Editorial Use of Stock Photography

Editorial Stock Photos, or editorial use of stock photos, refers to the use of stock images in an editorial context — this is, anything related to newsworthy events or public interest matters, where there is no direct commercial benefit or personal gain by the photographer or the licensee.

That's the basic, but there's other important points to know when it comes to editorial stock photos.

Editorial Usage and Model Releases

In stock photography, for any photo or image depicting one or more people to be used for commercial purposes, the photographer or artist that created the image must provide a ‘model release' for each of the persons in the photo.

A model release is a legal document in which the person gives permission to have their likeness depicted in the image and used with commercial intention. This also applies to ‘property releases', documents where the owners of private property or trademarks (logos, designs, etc) grant permission for their property to be included in the images.

Model and property releases protect the models/property owners's “right to privacy” and also gives them a way to avoid having their likeness used for commercial purposes without their consent. When signed, these documents protect both the photographer or artists, and whoever licenses the images, because they guarantee the commercial usage is legal.

Now, for editorial use, stock photos are not required to have model releases signed. As long as you use the image for editorial purposes only — this is, to accompany or illustrate a newsworthy or public interest event or matter — you can use any image including people, even if they haven't signed a release.

This allows you to use stock photos in your editorials that you could never use if they required model releases, like an image of a crowd attending a massive cultural event, or any photo of a famous person (“celebrity”), for example.
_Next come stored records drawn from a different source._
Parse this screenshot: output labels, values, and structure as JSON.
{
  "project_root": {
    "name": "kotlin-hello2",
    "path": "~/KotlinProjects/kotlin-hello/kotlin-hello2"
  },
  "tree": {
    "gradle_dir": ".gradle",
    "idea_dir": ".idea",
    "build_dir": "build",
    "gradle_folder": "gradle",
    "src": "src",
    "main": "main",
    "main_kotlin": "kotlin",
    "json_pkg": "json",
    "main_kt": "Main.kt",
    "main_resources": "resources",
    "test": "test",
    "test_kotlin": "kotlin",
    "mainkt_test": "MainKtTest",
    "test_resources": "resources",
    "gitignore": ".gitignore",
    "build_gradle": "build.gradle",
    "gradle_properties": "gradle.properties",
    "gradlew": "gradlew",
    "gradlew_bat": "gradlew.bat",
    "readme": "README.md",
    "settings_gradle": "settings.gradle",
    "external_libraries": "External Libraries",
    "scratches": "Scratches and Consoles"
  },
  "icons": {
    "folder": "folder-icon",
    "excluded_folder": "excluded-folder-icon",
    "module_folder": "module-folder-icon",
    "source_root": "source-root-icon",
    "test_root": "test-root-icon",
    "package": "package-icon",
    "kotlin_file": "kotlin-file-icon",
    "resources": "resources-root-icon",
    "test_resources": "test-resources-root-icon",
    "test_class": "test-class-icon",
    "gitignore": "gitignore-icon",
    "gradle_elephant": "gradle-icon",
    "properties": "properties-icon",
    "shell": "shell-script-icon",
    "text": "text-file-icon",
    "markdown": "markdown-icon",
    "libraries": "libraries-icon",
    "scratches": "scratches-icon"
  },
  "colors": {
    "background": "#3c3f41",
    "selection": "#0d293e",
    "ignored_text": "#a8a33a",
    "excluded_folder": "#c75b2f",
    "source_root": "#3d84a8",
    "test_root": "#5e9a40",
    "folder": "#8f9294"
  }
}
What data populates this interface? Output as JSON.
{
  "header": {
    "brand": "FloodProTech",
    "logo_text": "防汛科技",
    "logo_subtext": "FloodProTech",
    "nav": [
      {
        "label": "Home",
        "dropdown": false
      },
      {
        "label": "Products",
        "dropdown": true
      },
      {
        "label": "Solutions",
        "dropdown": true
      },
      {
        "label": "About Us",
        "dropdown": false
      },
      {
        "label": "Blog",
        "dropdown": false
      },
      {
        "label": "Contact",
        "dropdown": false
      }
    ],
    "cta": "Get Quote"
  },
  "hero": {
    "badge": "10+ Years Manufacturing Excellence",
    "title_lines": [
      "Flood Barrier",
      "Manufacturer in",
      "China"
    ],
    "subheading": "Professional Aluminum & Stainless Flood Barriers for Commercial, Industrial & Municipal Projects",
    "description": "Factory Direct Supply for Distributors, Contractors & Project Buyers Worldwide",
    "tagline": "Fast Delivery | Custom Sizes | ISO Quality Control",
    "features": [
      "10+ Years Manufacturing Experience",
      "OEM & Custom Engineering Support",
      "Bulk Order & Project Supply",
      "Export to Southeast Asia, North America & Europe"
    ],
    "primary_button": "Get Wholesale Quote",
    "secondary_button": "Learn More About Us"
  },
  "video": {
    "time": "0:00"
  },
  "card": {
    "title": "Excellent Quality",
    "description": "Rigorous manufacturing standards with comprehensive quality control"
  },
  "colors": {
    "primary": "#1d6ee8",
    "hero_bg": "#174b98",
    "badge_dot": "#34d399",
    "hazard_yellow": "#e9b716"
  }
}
Restrictions for Editorial Usage

The standard Royalty Free usage requirements apply to Editorial Stock Images. But this particular usage license adds some extra restrictions:

  • Images cannot be used for personal benefit or commercial gain
  • Images cannot be used in any illegal or defamatory way
  • Images cannot be used in any logo, trademark, or service mark
  • Credit must be given adjacent to the image any time it is used, and should appear in the format: “[photographer's name]/[stock company name]”

When you're in doubt about whether an image and your intended use of it falls under Editorial Use, always remember that newsworthiness and commercial gain are the key points to determine if an image can be used for editorial purposes only.

If the image has considerable newsworthy value, and if your use does not pursue commercial benefits or personal gain, likely an Editorial Use license would cover your usage.

It's also very important for you to remember that Commercial images (Royalty Free or Rights Managed) can be used for editorial purposes following the usage guideline detailed here, but that this is NOT the case the other way round: you cannot use Editorial Use images for commercial purposes.